Bu kitap, öncelikle terapist ve danışanın paylaştığı kaygılar, umutlar ve beklentilere dair temel bir inceleme ile başlıyor. Takip eden bölümler ise sürecin ilerleyen aşamalarında ortaya çıkan daha karmaşık duygusal dinamiklere odaklanıyor—özellikle de uzun süreli bir terapötik ilişkide. Daha az tartışılan bazı konular da ele alınıyor: Temel empatinin zamanla nasıl derinleştiği ve karmaşıklaştığı, regresyonun nasıl tanımlanıp yönetileceği, iş birliğine dayalı bir terapötik ilişkinin nasıl kurulacağı ve burada hem terapistin hem de danışanın katkısının nasıl değerlendirileceği, öz açıklamanın ve tavsiyenin nasıl uygulanacağı, duyguların nasıl düzenleneceği ve eksikse seansa nasıl dahil edileceği, erotik ve sevgi dolu ifadelerin ne zaman terapötik olduğu ve ne zaman olmadığı, yapıcı yüzleştirmenin nasıl gerçekleştirileceği ve müdahalelerin nasıl değerlendirileceği gibi konular detaylandırılıyor.

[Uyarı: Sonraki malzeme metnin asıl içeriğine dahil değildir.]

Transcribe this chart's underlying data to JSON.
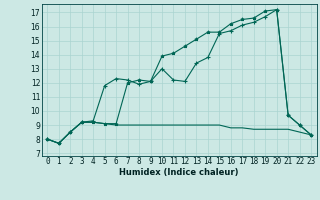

Umarım okuyucular, bu kitabın sunduğu içeriğe kendilerini tam anlamıyla kaptırır ve terapötik sürece dair derinlemesine içgörüler kazanırken, aynı zamanda terapötik başarı için pratik araçlar edinirler. Belki de biraz rehberlikle, daha fazla terapist, terapötik ilişkinin derinliklerine cesaretle inmeye hazır hisseder—ve böylece danışanlarının, sağlık, özgürleşme ve başkalarıyla doyurucu ilişkiler kurma yolculuklarında onlara gerçekten eşlik edebilirler.